In another lecture, Dr. Haishan Bai, chief physician and a Nano-knife surgeon, vouched for the safety of their therapies.
He cited Nano-knife therapy as safe because they use 3D printing template and computed topography. Through the use of these modern equipment, the targeted surgery is accurate.
Haishan said their minimally invasive therapies are going to be the future of cancer treatment. Their modern facilities, coupled with affordable hotel-like rooms and caring staff, make St. Stamford a good choice for modern cancer treatment.
In the same trip to Guangzhou late July this year, the delegates visited two Filipino patients with different types of cancer.

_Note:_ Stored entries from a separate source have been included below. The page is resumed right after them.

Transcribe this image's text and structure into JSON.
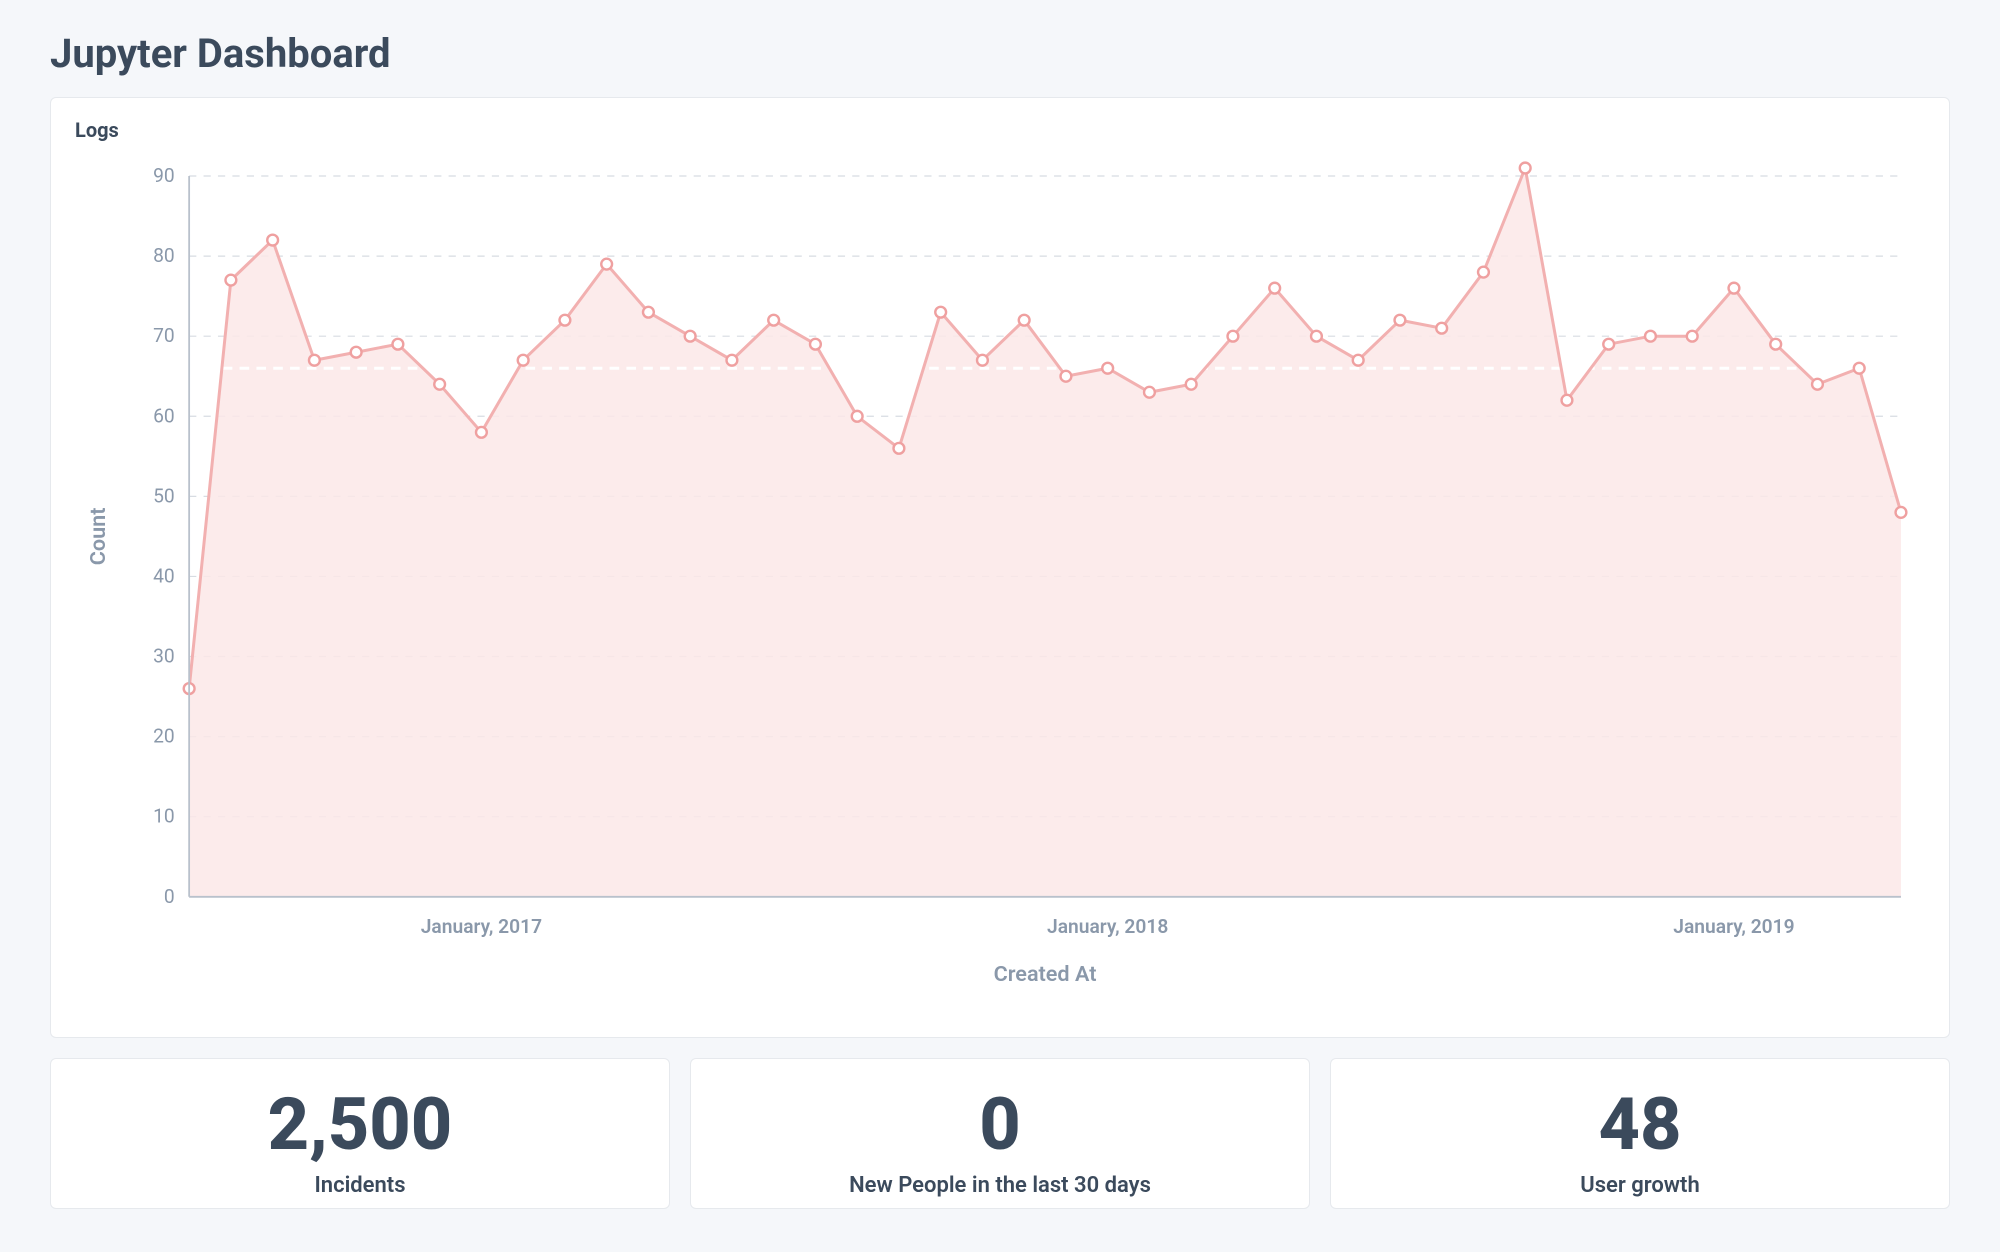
{
  "page": {
    "title": "Jupyter Dashboard"
  },
  "chart_card": {
    "title": "Logs"
  },
  "chart_data": {
    "type": "line",
    "title": "Logs",
    "xlabel": "Created At",
    "ylabel": "Count",
    "ylim": [
      0,
      90
    ],
    "yticks": [
      0,
      10,
      20,
      30,
      40,
      50,
      60,
      70,
      80,
      90
    ],
    "xticks": [
      "January, 2017",
      "January, 2018",
      "January, 2019"
    ],
    "xtick_positions": [
      7,
      22,
      37
    ],
    "trend_value": 66,
    "series": [
      {
        "name": "Count",
        "values": [
          26,
          77,
          82,
          67,
          68,
          69,
          64,
          58,
          67,
          72,
          79,
          73,
          70,
          67,
          72,
          69,
          60,
          56,
          73,
          67,
          72,
          65,
          66,
          63,
          64,
          70,
          76,
          70,
          67,
          72,
          71,
          78,
          91,
          62,
          69,
          70,
          70,
          76,
          69,
          64,
          66,
          48
        ]
      }
    ]
  },
  "stats": [
    {
      "value": "2,500",
      "label": "Incidents"
    },
    {
      "value": "0",
      "label": "New People in the last 30 days"
    },
    {
      "value": "48",
      "label": "User growth"
    }
  ]
}
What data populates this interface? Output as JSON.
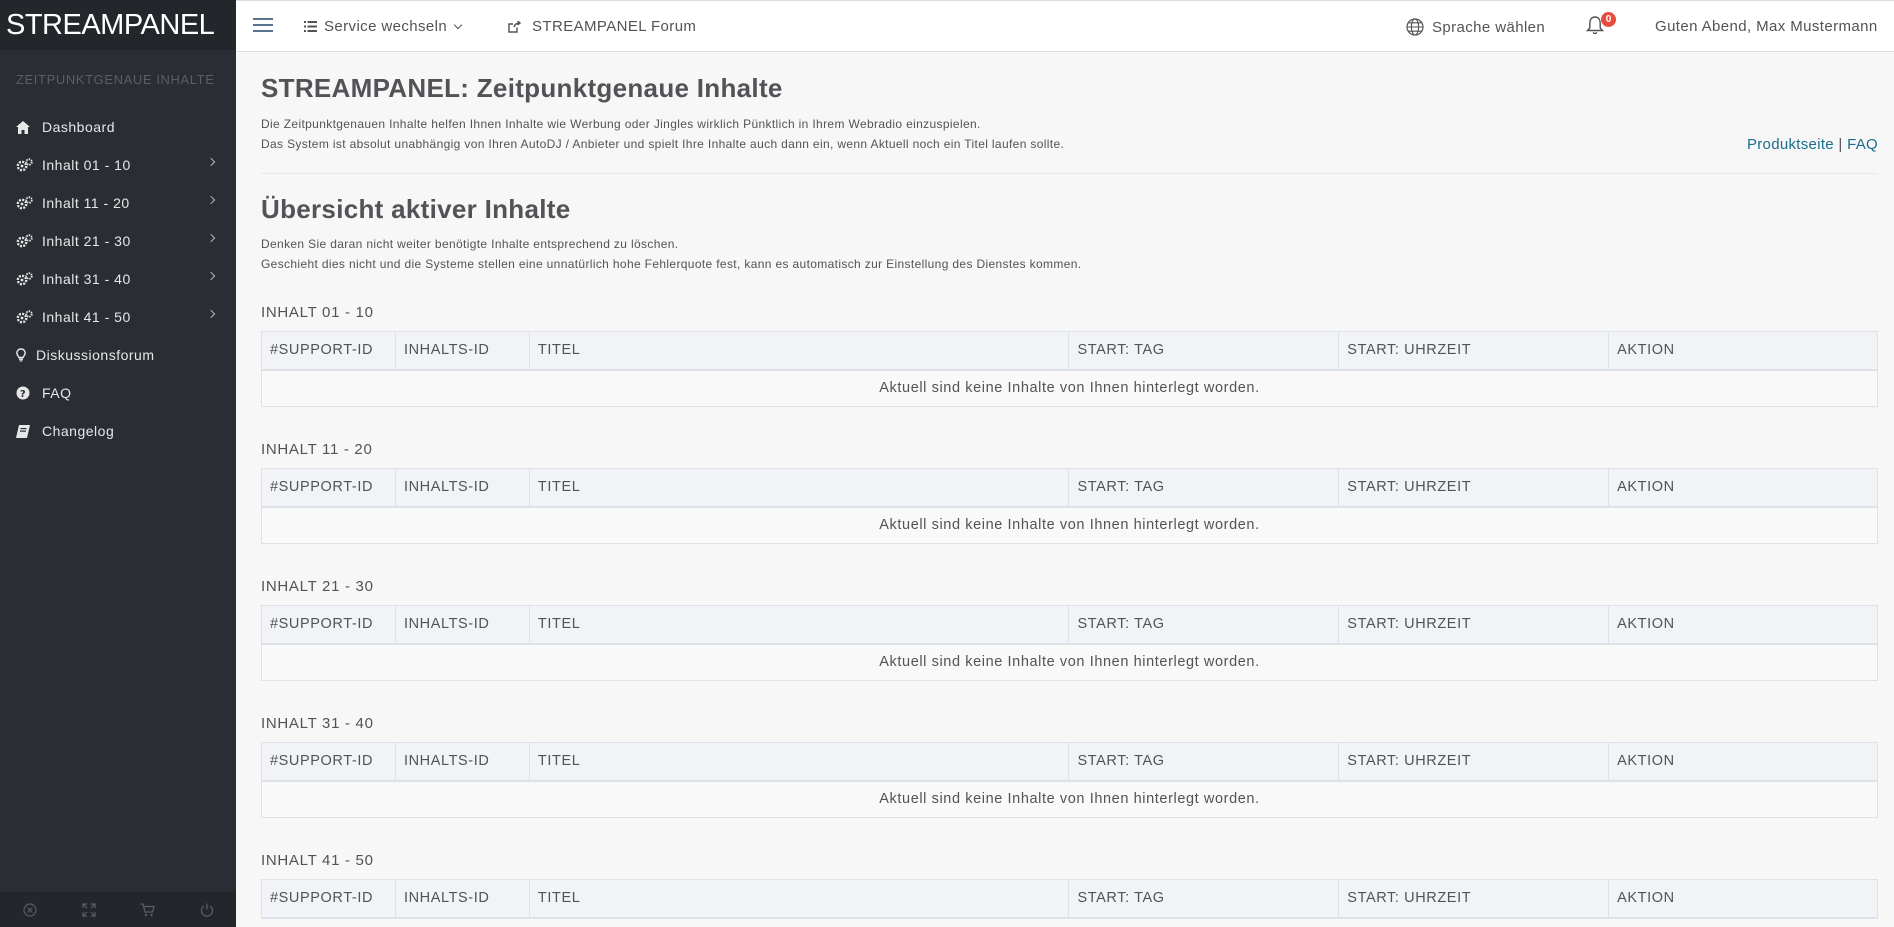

One of them, a 51-year-old female patient from Lipa, Batangas, was diagnosed with stage 4 cancer in both lungs, one and a half years ago. “My left lung is already clear of cancerous tumor but my right still has a small lesion,” she said.
Since the treatment started, she feels stronger and breathes better, she said. Another patient from San Pablo City, Laguna was diagnosed with stage 4 carcinoma last November. “Eighty percent of the cancer cells are gone. But the doctors are still determining the primary source,” said her nephew who is looking after her since her hospitalization in Guangzhou.
They said different types of therapies have been used in treating them.